ALAN RAWSTHORNE
Symphonic Studies
Oboe Concerto
Cello Concerto.
Stéphane Rancourt (oboe),
Alexander Baillie (cello), Royal National Scottish Orchestra, David Lloyd-Jones
Naxos
8.554763
Crotchet
AmazonUK
AmazonUS
Rawsthorne has been given a blessed following-wind as a result of his film
music. The Rawsthorne Trust have wisely reinvested the income from worldwide
television showings of the films into a series of CDs which will long keep
his name alive.
This disc is especially valuable. Its
predecessor, which coupled the two
violin concertos (Rebecca Hirsch), did very well (despite coming up against
competition from a Carlton Classics coupling of BBC archive recordings).

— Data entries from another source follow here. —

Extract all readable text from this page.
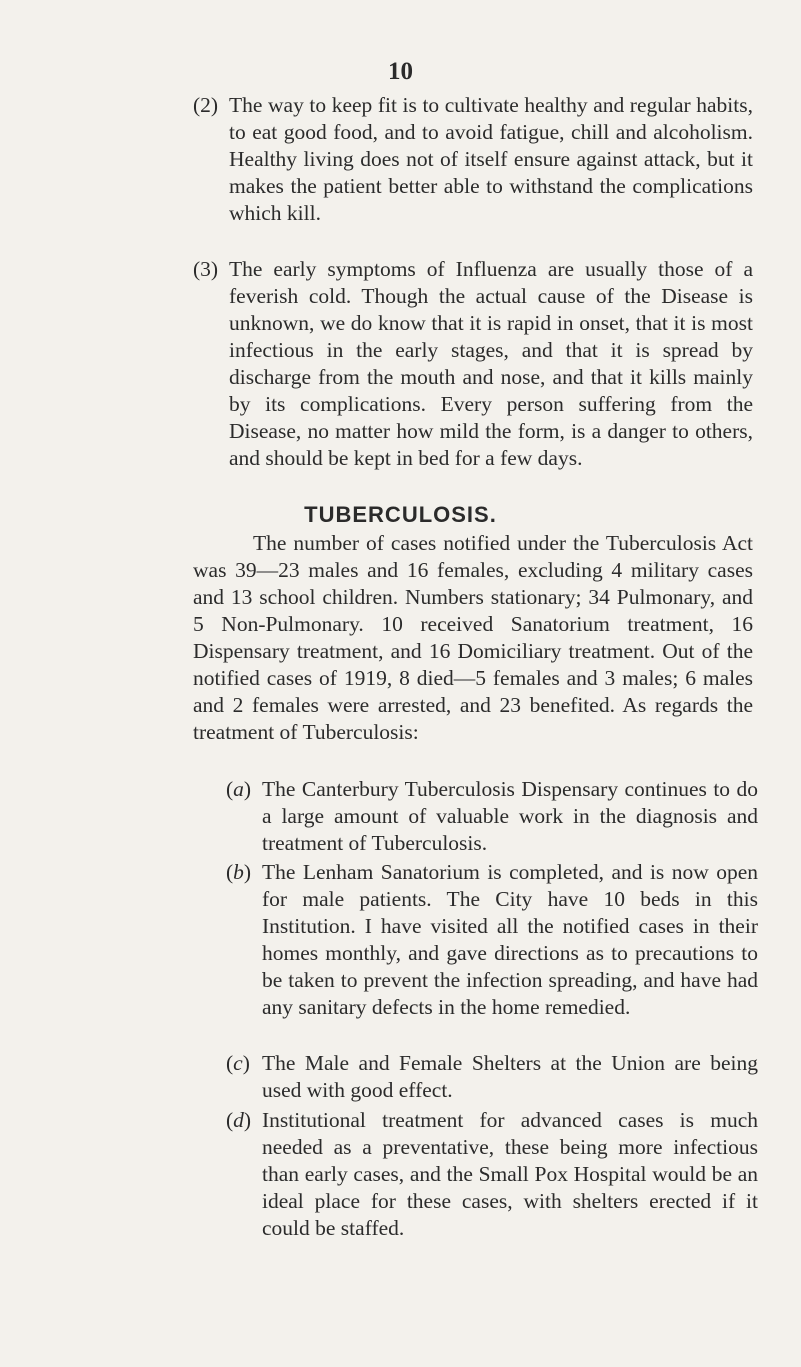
10
(2) The way to keep fit is to cultivate healthy and regular habits, to eat good food, and to avoid fatigue, chill and alcoholism. Healthy living does not of itself ensure against attack, but it makes the patient better able to withstand the complications which kill.
(3) The early symptoms of Influenza are usually those of a feverish cold. Though the actual cause of the Disease is unknown, we do know that it is rapid in onset, that it is most infectious in the early stages, and that it is spread by discharge from the mouth and nose, and that it kills mainly by its complications. Every person suffering from the Disease, no matter how mild the form, is a danger to others, and should be kept in bed for a few days.
TUBERCULOSIS.
The number of cases notified under the Tuberculosis Act was 39—23 males and 16 females, excluding 4 military cases and 13 school children. Numbers stationary; 34 Pulmonary, and 5 Non-Pulmonary. 10 received Sanatorium treatment, 16 Dispensary treatment, and 16 Domiciliary treatment. Out of the notified cases of 1919, 8 died—5 females and 3 males; 6 males and 2 females were arrested, and 23 benefited. As regards the treatment of Tuberculosis:
(a) The Canterbury Tuberculosis Dispensary continues to do a large amount of valuable work in the diagnosis and treatment of Tuberculosis.
(b) The Lenham Sanatorium is completed, and is now open for male patients. The City have 10 beds in this Institution. I have visited all the notified cases in their homes monthly, and gave directions as to precautions to be taken to prevent the infection spreading, and have had any sanitary defects in the home remedied.
(c) The Male and Female Shelters at the Union are being used with good effect.
(d) Institutional treatment for advanced cases is much needed as a preventative, these being more infectious than early cases, and the Small Pox Hospital would be an ideal place for these cases, with shelters erected if it could be staffed.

The present disc promises to do even better.
The Cello Concerto is a motivic work from Rawsthorne's last and most challenging
period. It is not an easy winner and its rewards will only yield to repeated
listenings. It is given an atmospheric interpretation and the typically lucid
recording brings out its cellular character. This is not a work of directly
lyrical expression nor of dramatic defiance. Another intriguing British cello
concerto continuing the same line as the Walton, the Bax and the Moeran -
none of them totally successful - all of them with sustaining interest.

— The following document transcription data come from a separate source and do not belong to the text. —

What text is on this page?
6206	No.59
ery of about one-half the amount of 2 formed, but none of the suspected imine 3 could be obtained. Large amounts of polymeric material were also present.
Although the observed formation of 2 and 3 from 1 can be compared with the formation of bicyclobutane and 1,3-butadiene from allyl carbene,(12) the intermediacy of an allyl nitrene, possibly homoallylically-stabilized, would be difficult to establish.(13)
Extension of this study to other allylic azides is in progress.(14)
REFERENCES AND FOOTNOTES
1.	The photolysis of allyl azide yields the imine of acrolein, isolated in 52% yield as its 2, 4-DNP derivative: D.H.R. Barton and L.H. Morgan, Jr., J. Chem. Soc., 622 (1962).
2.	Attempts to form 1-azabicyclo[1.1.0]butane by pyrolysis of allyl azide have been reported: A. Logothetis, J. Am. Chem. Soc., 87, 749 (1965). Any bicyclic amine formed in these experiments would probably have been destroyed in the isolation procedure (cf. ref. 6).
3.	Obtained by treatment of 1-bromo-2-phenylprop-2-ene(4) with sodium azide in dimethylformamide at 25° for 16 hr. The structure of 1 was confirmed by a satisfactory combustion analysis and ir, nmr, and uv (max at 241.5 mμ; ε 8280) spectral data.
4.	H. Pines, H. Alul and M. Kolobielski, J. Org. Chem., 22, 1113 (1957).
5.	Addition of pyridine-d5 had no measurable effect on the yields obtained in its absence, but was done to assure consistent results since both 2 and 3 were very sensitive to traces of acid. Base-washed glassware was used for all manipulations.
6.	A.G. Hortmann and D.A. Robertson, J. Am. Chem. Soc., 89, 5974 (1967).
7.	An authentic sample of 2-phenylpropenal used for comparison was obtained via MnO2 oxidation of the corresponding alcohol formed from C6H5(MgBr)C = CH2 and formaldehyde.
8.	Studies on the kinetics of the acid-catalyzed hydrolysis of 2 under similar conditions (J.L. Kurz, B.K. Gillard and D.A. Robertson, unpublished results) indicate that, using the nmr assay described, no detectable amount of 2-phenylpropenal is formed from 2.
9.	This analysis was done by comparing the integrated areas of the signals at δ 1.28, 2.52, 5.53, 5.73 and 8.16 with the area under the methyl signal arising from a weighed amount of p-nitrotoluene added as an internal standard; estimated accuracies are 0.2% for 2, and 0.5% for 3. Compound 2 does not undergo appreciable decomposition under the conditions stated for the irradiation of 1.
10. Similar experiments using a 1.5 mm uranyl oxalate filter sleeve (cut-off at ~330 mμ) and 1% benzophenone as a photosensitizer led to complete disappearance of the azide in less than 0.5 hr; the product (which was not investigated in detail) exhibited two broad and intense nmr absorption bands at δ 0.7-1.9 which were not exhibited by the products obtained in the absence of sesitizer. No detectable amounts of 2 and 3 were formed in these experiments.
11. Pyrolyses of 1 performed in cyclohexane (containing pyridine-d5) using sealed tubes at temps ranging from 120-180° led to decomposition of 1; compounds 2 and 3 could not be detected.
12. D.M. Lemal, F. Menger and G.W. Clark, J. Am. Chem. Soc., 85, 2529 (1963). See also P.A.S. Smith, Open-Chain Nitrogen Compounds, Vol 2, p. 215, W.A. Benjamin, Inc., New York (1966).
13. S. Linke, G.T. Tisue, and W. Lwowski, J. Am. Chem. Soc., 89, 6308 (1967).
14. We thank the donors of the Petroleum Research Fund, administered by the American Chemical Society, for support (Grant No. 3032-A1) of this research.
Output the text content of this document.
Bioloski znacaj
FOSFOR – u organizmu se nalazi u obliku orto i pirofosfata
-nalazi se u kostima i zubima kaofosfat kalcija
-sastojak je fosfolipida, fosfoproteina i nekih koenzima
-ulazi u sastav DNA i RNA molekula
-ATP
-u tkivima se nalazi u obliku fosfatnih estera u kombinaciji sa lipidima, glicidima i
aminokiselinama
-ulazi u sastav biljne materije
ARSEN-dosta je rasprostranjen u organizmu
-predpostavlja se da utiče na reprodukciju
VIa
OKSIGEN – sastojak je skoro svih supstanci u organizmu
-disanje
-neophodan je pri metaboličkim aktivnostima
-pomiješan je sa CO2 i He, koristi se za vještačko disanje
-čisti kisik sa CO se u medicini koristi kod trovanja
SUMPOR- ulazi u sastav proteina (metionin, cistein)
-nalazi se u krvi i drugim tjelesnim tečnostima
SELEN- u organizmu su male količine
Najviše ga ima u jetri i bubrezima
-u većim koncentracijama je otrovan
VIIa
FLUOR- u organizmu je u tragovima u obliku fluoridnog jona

Rawsthorne is well served by Baillie and the orchestra. Dramatic defiance
well describes the Symphonic Studies - Rawsthorne's first orchestral
composition. His career was launched with this piece at the Warsaw ISCM
in April 1939. Stridently and strenuously protesting this score rears and
shouts in a scalding single movement display. The language is close to that
he adopted for the films (and parallels the First Symphony with which it
was coupled on a long deleted Lyrita LP - LPO/John Pritchard). Other voices
can be heard too including the 1927 Music for Orchestra by Rawsthorne's
friend, Constant Lambert. Lambert recorded the Rawsthorne in the 1950s and
this was reissued on Classics for Pleasure LP in the 1960s and on Pearl last
year. That archive recording (Pearl) now sounds unruly and primitive by
comparison. In a strange pre-echo I also thought repeatedly of the later
Concerto for Orchestra by Bartók. I wonder if Bartók
attended the Warsaw performance. A splendid version celebrating the bitter
lyricism and desperate aspiration of this classic piece. Finally the Oboe
Concerto. This is a recording premiere though in terms of when it was taped
it was probably pipped on session dates by the soon-to-be-issued ASV British
Oboe Concerto CD. This is a tuneful gem of a piece which had me thinking
of Malcolm Arnold's Oboe Concerto No 1 although Rawsthorne's memorable but
wan singing does not have quite the instant allure of an Arnold theme. Still
both composers were practised hands in cinema music and their effectiveness
as tunesmiths is not in doubt. Rawsthorne's reticence and disciplined 'compass'
strike a watermark through and through this work as it does through the other
two pieces. Rancourt plays with sensitivity and élan and the orchestra
balance their part well against the diminutive but probing tone of the oboe.
A word of praise, too, for the uncomplicated design of the leaflet cover.
The design (around a previously unpublished black and white photo of the
composer) is unfussy, legible and functional - a compelling combination.
Would that the majors would adopt this forthright approach and drop 'clever'
designs in favour of something that does the job as well as this.
The disc to have if you want one representative Rawsthorne orchestral entry
for your shelves. Bargain price is a bonus.